During the past months, the partners of the CI-YOU project have been working on the implementation of the project’s first Intellectual Output, which is related to a state-of-the-art analysis for the conceptualization of the Circular Economy Business Model.
In the first part of the research, partners defined Greek’s current state, which was beneficial for comprehending Greece’s current educational system. In particular, Greek students must attend an 11-year academic cycle comprised of kindergarten, primary school, and lower secondary school. Those willing to continue their education can choose a 3-year upper secondary school or 3-year vocational school cycle.
Regarding the legal framework, Greece’s Circular Economic National Strategy in 2018 focused on the legal, economic, and governance part and its implementation policy. The latter is divided into sustainability, circular entrepreneurship, and citizens’ circular living.
Greece has started making the initial steps in including Circular Economy in the educational curricula. In particular, the nine educational offers of secondary education primarily familiarize students with climate change and business models. The eight programs in Vocational Centers focus on entrepreneurship and sustainability topics, and the thirteen offers at higher education institutes concentrate on business administration, innovation, and sustainability.
Even if Greece hasn’t implemented many Circular Economic Business educational programs, good practices are worth mentioning. Circular Economic e-learning programs, internship offers in organizations implementing circular economy, and a master’s degree in applying entrepreneurial circular economy skills should be considered an essential advantage.
During the research, young people living in Greece have conveyed insightful views. At first, they consider they have a moderate knowledge of the Circular Economy topic. Young people firmly support the essence of using alternative sustainable materials, extending the product life, recycling waste into secondary raw materials, and designing green products. Furthermore, they regard sustainability and customer relationship as the most preferred topics for circular economy training.

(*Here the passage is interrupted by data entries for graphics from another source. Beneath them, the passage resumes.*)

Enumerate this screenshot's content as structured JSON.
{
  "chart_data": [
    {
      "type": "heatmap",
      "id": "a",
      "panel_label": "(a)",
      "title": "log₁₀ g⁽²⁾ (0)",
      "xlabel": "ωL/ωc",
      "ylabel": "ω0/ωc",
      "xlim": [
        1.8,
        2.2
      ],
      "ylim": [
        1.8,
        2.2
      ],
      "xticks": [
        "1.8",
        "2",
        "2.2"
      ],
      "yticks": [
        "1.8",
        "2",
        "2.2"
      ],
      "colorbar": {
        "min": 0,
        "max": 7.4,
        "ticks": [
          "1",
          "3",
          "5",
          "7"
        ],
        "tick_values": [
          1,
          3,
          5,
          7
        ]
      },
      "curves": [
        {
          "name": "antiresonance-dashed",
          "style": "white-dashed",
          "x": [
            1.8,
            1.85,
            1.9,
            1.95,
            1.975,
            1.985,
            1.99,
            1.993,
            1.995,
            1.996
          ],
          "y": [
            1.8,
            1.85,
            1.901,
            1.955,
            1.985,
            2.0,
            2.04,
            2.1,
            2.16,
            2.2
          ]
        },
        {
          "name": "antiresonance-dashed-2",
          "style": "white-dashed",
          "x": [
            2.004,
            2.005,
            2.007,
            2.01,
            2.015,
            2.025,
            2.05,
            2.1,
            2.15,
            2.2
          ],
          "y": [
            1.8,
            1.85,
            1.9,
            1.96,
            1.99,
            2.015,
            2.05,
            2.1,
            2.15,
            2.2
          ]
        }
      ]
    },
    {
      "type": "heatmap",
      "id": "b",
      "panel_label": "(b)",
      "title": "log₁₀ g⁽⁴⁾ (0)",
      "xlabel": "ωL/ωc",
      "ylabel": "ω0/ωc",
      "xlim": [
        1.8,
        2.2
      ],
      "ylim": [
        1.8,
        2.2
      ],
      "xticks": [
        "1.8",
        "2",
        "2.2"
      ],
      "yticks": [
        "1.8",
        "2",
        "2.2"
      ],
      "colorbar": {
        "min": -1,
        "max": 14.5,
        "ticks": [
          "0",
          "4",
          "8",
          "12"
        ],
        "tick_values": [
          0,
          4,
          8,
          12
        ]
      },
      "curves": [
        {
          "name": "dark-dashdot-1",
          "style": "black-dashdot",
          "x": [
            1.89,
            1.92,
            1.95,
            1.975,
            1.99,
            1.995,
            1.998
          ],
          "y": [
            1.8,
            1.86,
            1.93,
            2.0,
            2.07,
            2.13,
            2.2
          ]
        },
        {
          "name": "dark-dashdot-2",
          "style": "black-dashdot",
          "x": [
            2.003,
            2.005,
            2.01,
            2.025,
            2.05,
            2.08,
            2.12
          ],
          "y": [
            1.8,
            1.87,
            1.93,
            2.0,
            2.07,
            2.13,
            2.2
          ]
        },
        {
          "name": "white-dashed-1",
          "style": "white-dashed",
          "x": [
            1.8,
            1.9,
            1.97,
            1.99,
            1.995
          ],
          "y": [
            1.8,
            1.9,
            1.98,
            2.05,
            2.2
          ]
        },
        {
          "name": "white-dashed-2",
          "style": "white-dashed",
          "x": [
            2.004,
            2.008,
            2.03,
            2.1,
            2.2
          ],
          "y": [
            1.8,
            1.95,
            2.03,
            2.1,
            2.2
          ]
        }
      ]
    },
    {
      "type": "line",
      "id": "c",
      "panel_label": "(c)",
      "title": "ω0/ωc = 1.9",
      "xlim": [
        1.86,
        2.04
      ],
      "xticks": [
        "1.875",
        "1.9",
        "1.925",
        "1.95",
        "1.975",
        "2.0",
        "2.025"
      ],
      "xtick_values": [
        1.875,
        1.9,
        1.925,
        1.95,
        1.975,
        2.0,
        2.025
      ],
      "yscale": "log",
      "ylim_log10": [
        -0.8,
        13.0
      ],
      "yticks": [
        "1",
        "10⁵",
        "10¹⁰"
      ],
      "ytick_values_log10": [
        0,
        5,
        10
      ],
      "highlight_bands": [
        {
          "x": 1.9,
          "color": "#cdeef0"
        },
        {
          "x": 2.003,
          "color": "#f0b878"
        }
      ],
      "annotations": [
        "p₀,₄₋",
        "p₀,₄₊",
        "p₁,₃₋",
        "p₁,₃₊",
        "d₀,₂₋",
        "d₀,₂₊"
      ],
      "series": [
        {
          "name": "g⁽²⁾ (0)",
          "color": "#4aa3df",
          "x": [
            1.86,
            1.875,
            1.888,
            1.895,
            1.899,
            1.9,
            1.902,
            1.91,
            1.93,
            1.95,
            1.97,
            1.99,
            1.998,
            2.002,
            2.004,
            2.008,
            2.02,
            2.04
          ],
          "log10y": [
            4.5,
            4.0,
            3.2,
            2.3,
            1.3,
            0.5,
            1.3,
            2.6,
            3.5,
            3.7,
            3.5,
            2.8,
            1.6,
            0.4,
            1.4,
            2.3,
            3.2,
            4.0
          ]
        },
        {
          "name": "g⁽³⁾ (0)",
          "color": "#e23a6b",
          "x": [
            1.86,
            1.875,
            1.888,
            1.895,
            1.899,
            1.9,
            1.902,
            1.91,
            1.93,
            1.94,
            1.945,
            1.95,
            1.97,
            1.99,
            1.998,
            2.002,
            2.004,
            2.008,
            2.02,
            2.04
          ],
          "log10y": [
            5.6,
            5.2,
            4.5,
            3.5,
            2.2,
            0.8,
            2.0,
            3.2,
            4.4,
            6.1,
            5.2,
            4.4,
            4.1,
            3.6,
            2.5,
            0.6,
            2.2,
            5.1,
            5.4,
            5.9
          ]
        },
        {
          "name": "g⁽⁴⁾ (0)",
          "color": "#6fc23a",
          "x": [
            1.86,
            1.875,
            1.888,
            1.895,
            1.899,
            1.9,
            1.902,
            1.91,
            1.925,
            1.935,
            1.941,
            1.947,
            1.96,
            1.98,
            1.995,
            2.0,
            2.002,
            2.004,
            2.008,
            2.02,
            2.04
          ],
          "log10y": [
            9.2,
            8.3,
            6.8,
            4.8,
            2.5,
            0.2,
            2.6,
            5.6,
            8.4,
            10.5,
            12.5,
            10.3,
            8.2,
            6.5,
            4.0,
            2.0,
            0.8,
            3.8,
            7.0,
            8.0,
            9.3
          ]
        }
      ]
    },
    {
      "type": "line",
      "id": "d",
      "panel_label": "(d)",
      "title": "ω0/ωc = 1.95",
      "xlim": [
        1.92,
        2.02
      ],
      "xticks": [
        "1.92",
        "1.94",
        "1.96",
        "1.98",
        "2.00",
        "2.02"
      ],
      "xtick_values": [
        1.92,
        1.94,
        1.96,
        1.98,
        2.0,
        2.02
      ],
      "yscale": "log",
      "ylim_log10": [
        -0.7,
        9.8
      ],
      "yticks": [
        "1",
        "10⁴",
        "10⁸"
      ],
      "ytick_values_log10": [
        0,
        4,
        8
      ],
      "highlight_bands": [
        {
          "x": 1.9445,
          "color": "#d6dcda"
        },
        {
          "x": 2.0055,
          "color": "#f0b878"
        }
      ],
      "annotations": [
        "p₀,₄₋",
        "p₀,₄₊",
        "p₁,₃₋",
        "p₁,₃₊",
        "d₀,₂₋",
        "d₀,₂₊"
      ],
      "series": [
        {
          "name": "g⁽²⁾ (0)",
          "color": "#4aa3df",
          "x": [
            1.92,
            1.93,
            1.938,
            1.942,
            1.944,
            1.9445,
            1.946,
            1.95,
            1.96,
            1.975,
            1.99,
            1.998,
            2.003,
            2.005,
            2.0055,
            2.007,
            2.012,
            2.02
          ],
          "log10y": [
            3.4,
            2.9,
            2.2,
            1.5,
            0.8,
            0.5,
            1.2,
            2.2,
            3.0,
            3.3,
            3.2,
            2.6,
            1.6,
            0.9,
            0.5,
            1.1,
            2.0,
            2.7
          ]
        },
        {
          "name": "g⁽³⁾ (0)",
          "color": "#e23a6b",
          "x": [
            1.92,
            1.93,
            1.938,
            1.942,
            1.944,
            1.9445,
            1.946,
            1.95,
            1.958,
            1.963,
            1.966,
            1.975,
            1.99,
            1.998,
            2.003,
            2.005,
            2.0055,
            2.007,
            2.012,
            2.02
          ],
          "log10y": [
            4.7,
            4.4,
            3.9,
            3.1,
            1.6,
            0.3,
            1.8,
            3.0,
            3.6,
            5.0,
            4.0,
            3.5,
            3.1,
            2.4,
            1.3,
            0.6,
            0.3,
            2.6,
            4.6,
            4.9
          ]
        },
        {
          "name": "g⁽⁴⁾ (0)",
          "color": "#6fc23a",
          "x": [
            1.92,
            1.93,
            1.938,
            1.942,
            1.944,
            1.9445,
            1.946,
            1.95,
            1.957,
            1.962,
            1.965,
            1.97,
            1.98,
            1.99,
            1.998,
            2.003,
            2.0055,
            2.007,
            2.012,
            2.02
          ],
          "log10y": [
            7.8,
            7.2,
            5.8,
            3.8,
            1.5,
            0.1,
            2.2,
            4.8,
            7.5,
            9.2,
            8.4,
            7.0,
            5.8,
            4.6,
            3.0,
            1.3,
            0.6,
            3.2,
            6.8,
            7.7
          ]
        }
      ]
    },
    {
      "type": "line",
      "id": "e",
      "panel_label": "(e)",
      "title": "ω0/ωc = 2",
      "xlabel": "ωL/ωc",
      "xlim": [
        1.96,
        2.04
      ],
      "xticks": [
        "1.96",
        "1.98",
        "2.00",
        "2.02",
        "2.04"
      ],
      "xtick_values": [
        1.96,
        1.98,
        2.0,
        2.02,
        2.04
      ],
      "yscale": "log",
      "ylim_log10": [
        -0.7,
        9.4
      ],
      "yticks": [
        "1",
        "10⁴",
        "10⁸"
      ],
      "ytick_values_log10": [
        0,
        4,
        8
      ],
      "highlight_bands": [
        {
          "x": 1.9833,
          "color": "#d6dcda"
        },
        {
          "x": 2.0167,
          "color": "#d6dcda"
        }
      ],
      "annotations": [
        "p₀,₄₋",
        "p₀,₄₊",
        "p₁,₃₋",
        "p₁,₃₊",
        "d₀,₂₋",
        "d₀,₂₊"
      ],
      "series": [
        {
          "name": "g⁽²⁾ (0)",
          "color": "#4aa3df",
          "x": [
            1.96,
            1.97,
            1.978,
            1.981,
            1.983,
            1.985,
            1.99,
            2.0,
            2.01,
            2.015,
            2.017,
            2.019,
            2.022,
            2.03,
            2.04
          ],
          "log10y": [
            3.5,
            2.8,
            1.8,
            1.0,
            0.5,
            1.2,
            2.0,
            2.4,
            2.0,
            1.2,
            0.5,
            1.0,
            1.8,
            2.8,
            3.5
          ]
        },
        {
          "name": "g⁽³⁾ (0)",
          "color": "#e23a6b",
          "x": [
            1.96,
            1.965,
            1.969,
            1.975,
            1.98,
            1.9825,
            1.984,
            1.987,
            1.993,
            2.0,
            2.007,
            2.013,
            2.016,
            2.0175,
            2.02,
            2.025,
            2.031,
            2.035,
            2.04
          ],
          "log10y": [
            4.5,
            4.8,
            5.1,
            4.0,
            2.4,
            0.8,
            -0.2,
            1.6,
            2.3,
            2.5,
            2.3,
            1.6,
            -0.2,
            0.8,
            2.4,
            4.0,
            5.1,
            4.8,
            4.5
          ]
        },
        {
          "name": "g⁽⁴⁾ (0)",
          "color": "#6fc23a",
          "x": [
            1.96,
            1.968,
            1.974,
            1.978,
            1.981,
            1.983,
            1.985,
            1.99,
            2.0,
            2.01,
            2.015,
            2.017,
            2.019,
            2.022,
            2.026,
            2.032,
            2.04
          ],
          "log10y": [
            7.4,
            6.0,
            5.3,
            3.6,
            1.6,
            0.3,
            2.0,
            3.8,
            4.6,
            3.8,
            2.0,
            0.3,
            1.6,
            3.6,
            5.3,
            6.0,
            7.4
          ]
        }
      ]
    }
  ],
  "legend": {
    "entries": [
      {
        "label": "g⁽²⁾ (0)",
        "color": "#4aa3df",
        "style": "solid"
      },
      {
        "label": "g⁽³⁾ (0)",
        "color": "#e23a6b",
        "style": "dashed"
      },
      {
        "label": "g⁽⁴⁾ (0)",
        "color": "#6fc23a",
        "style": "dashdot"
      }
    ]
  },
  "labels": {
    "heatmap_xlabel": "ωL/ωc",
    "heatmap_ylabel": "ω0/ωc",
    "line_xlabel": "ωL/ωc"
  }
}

Youth also prefers presentations with expert inputs and short video tutorials, guides, tools and templates, peer learning, and mentoring sessions concerning the most appropriate learning method.
Professionals having expertise in green entrepreneurship have shared valuable insights. To be more specific, the experts contemplate the essence of developing leadership skills for young entrepreneurs. Blended learning, sharing circular economy businesses, mentoring, and learning by doing are considered the most critical parts of the training process. The majority have agreed that most Greek citizens and local authorities have started raising awareness on the circular economy.
In a nutshell, Greece has set the basis to create and develop circular economy businesses led by skillful young entrepreneurs. More and more young people and experts are willing to collaborate actively and contribute to the global goal of ensuring the environment’s protection.